Bacillus anthracis can be cultured on nutrient or blood agar. After 24 hours of incubation, the colonies have the following characteristics that allow bacillus anthracis to distinguish from other bacillus species:

  •          – 3-5 mm in diameter
  •          – Flat or slightly convex
  •          – Comma-shaped projections from the colony head
  •          – Have tenacity
  •          – Non-hemolytic
  •          – Sensitive to penicillin and gamma phage

It is required to induce the production of a capsule if bacillus is cultured aerobically on nutrient agar. This can be done by allowing the bacteria to grow in a few ml of blood for a minimum of 5 hours. Alternatively, nutrient agar supplied with 0.7% sodium carbonate incubated in the presence of CO2, at 37°C also induce the production of the capsule. These encapsulated colonies appear mucoid and can be observed under an optical microscope.

  1. 3. PCR assay

PCR assays are done to confirm the presence of bacillus anthracis by amplifying its characteristic virulence and chromosomal marker-specific genes.

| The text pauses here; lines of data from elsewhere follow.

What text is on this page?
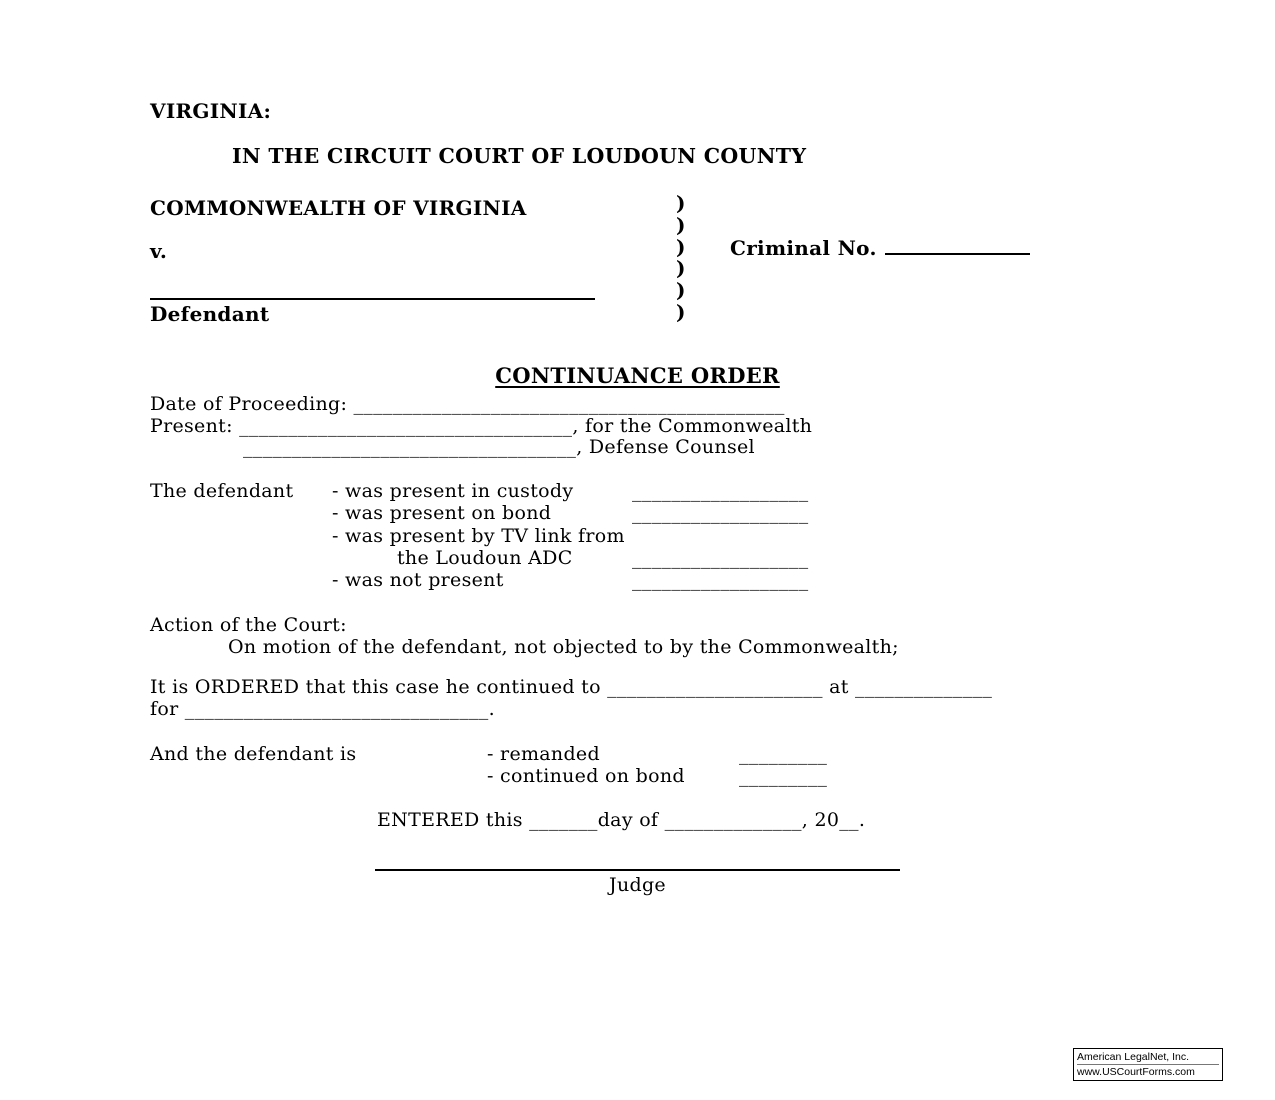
VIRGINIA:
IN THE CIRCUIT COURT OF LOUDOUN COUNTY
COMMONWEALTH OF VIRGINIA
v.
)
)
)
)
)
)
Criminal No.
Defendant
CONTINUANCE ORDER
Date of Proceeding: ____________________________________________
Present: __________________________________, for the Commonwealth
__________________________________, Defense Counsel
The defendant	- was present in custody	__________________
- was present on bond	__________________
- was present by TV link from
the Loudoun ADC	__________________
- was not present	__________________
Action of the Court:
On motion of the defendant, not objected to by the Commonwealth;
It is ORDERED that this case he continued to ______________________ at ______________
for _______________________________.
And the defendant is	- remanded	_________
- continued on bond	_________
ENTERED this _______day of ______________, 20__.
Judge
American LegalNet, Inc.
www.USCourtForms.com
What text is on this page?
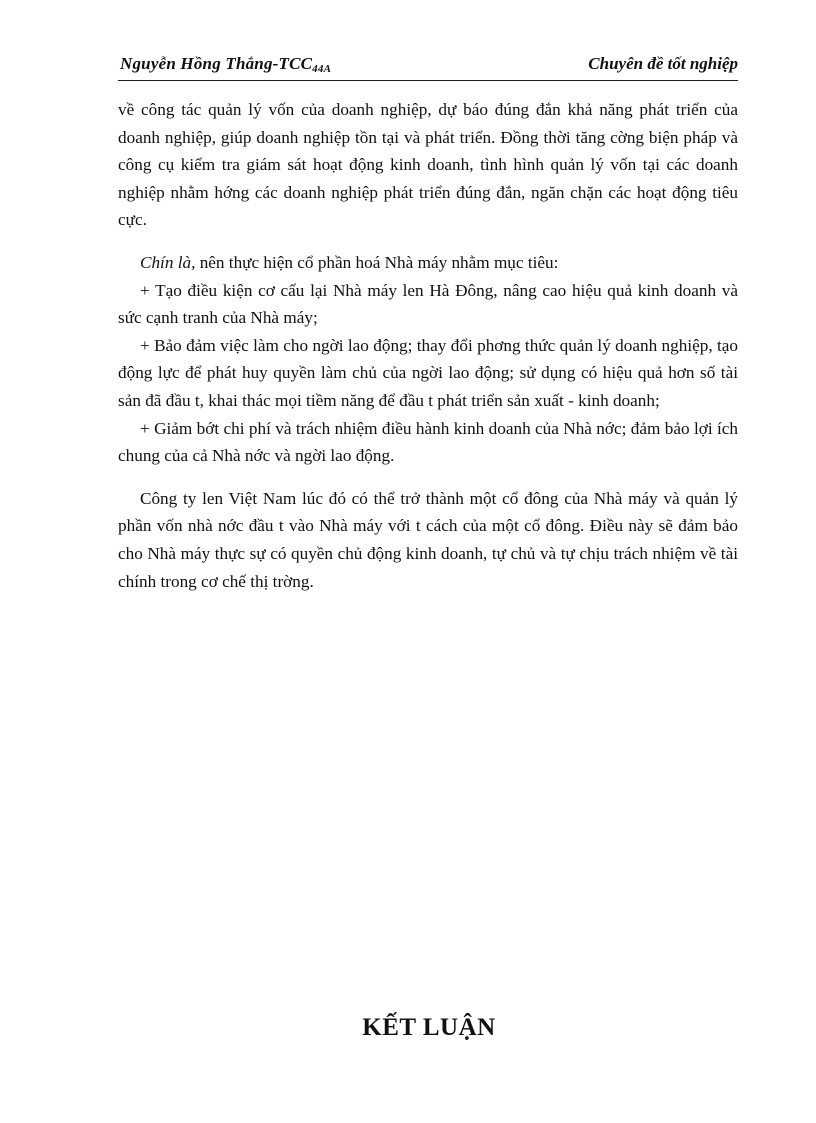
Nguyễn Hồng Thắng-TCC44A	Chuyên đề tốt nghiệp

về công tác quản lý vốn của doanh nghiệp, dự báo đúng đắn khả năng phát triển của doanh nghiệp, giúp doanh nghiệp tồn tại và phát triển. Đồng thời tăng cờng biện pháp và công cụ kiểm tra giám sát hoạt động kinh doanh, tình hình quản lý vốn tại các doanh nghiệp nhằm hớng các doanh nghiệp phát triển đúng đắn, ngăn chặn các hoạt động tiêu cực.

Chín là, nên thực hiện cổ phần hoá Nhà máy nhằm mục tiêu:

+ Tạo điều kiện cơ cấu lại Nhà máy len Hà Đông, nâng cao hiệu quả kinh doanh và sức cạnh tranh của Nhà máy;

+ Bảo đảm việc làm cho ngời lao động; thay đổi phơng thức quản lý doanh nghiệp, tạo động lực để phát huy quyền làm chủ của ngời lao động; sử dụng có hiệu quả hơn số tài sản đã đầu t, khai thác mọi tiềm năng để đầu t phát triển sản xuất - kinh doanh;

+ Giảm bớt chi phí và trách nhiệm điều hành kinh doanh của Nhà nớc; đảm bảo lợi ích chung của cả Nhà nớc và ngời lao động.

Công ty len Việt Nam lúc đó có thể trở thành một cổ đông của Nhà máy và quản lý phần vốn nhà nớc đầu t vào Nhà máy với t cách của một cổ đông. Điều này sẽ đảm bảo cho Nhà máy thực sự có quyền chủ động kinh doanh, tự chủ và tự chịu trách nhiệm về tài chính trong cơ chế thị trờng.

KẾT LUẬN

  1. 4. Rapid immunochromatographic test

It is a rapid, onsite diagnostic test for the detection of protective antigen constituent of anthrax toxins.

Treatment of Anthrax

Anthrax has a mortality rate of 90% and most cases are accompanied by the sudden death of the animal without the occurrence of observable signs. If the symptoms are observed at an early stage of infection animal should be immediately quarantined to prevent the spread of infection. Due to the shortage of time, the prognosis is not favorable, and early supportive and antimicrobial therapy is preferred. Ciprofloxacin and doxycycline are considered to be the most effective antibiotics against bacillus anthracis. Anthrax spores can take up to 60 days to become activated inside the body, so individuals who have been exposed to anthrax must take antibiotics for that duration. Veterinary Research Institute (VRI), Lahore prepared the anthrax vaccine in 2011. It was a live attenuated spore suspension vaccine from the F2 Sterne strain of bacillus anthracis, which was non-pathogenic, non-capsulated. The vaccine provided immunity for 1 year.

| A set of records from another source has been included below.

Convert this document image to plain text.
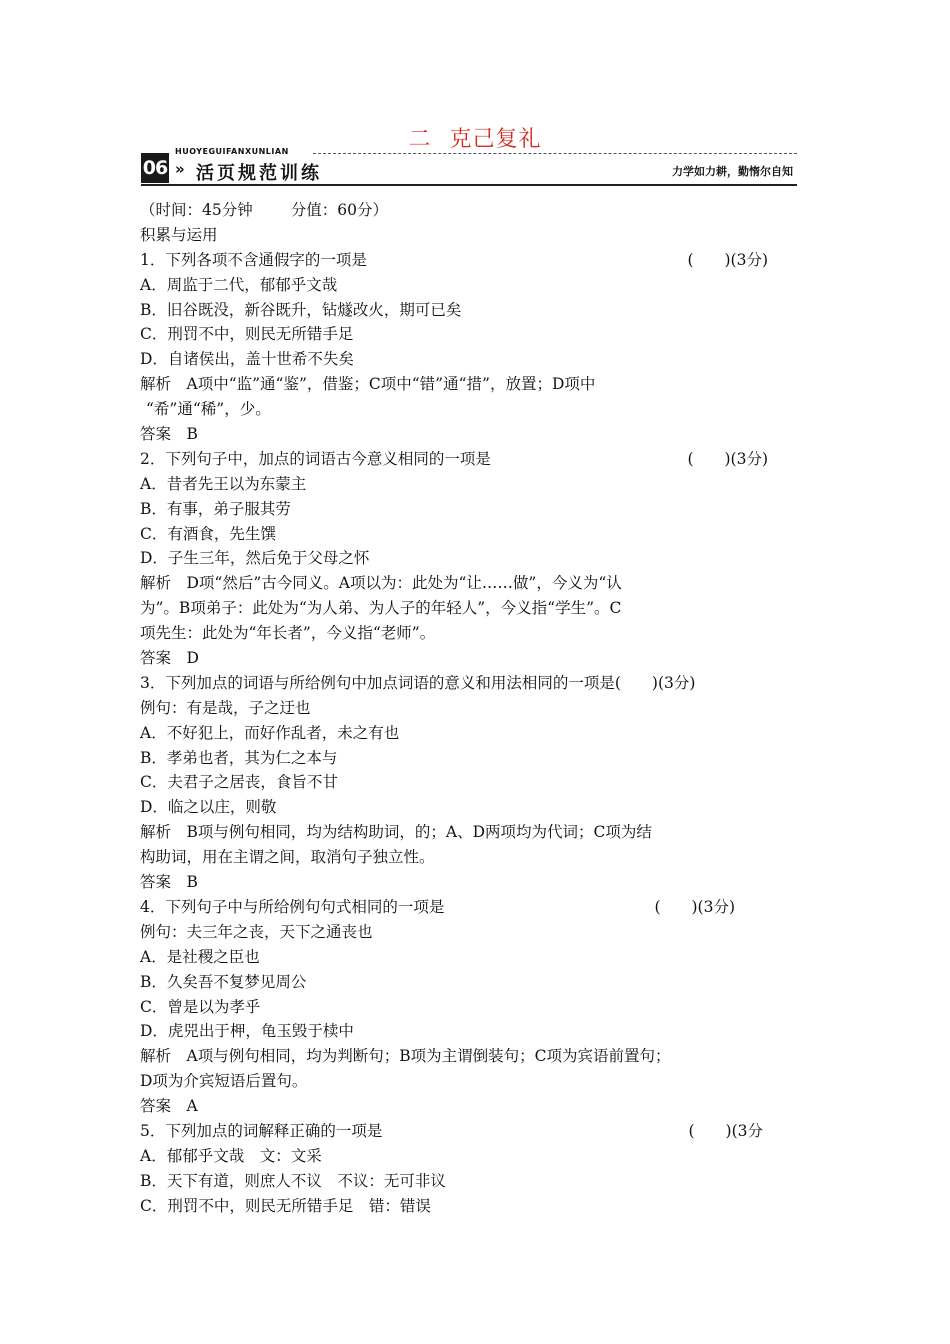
二 克己复礼
06
HUOYEGUIFANXUNLIAN
» 活页规范训练	力学如力耕，勤惰尔自知
（时间：45分钟 分值：60分）
积累与运用
1．下列各项不含通假字的一项是	(　　)(3分)
A．周监于二代，郁郁乎文哉
B．旧谷既没，新谷既升，钻燧改火，期可已矣
C．刑罚不中，则民无所错手足
D．自诸侯出，盖十世希不失矣
解析　A项中“监”通“鉴”，借鉴；C项中“错”通“措”，放置；D项中
“希”通“稀”，少。
答案　B
2．下列句子中，加点的词语古今意义相同的一项是	(　　)(3分)
A．昔者先王以为东蒙主
B．有事，弟子服其劳
C．有酒食，先生馔
D．子生三年，然后免于父母之怀
解析　D项“然后”古今同义。A项以为：此处为“让……做”，今义为“认
为”。B项弟子：此处为“为人弟、为人子的年轻人”，今义指“学生”。C
项先生：此处为“年长者”，今义指“老师”。
答案　D
3．下列加点的词语与所给例句中加点词语的意义和用法相同的一项是(　　)(3分)
例句：有是哉，子之迂也
A．不好犯上，而好作乱者，未之有也
B．孝弟也者，其为仁之本与
C．夫君子之居丧，食旨不甘
D．临之以庄，则敬
解析　B项与例句相同，均为结构助词，的；A、D两项均为代词；C项为结
构助词，用在主谓之间，取消句子独立性。
答案　B
4．下列句子中与所给例句句式相同的一项是	(　　)(3分)
例句：夫三年之丧，天下之通丧也
A．是社稷之臣也
B．久矣吾不复梦见周公
C．曾是以为孝乎
D．虎兕出于柙，龟玉毁于椟中
解析　A项与例句相同，均为判断句；B项为主谓倒装句；C项为宾语前置句；
D项为介宾短语后置句。
答案　A
5．下列加点的词解释正确的一项是	(　　)(3分
A．郁郁乎文哉　文：文采
B．天下有道，则庶人不议　不议：无可非议
C．刑罚不中，则民无所错手足　错：错误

Control Strategies for Anthrax

If anthrax infection appears in any animal of a herd following are immediate steps:

  •     – Notify relevant district health authorities
  •     – Quarantine the animals (after vaccination, 2 weeks before movement off the farm, 6 weeks if going to slaughter).
  •     – Vaccinate other animals or humans in the surroundings
  •     – If the animal died of anthrax, the carcass should be properly sent for burial or incineration.
  •     – If the disposal of the carcass cannot be done at the death site, the carcass can be transported by placing it onto a formalin sprayed double thick         plastic on a low-loading trailer, packing all in plastic.
  •     – Surrounding spore contamination can be reduced by spraying with 5% of formaldehyde.
  •     – It is advised to remove the soil at the site of the anthrax carcass at the depth of 20cm and disinfect it with heat treatment or 12.5% of formalin           solution.
  •     – Materials or equipment at the site can either be incinerated with the carcass or decontaminated with formaldehyde with a minimum of 30                   minutes of contact time.

If formalin solution isn’t available for disinfection, 6% household bleach or 3% peracetic acid solution or autoclaving can also be used

References;

Canada, G. o. (2013). Cleaning and Disinfection of Anthrax-Contaminated Sites and Materials. Retrieved from Goveronment of Canada: https://inspection.canada.ca/animal-health/terrestrial-animals/diseases/reportable/anthrax/cleaning-and-disinfection/eng/1363954818609/1363954874392

WHO. (2008). Disinfection, decontamination, fumigation, incineration. Retrieved from NCBI: https://www.ncbi.nlm.nih.gov/books/NBK310477/

DGHS, P. a. (2015). Guidelines for Prevention and Control of Anthrax. Lahore: Communicable Disease Control Wing.

Weiss, S. (2011). Antibiotics Cure Anthrax in Animal Models. NCBI.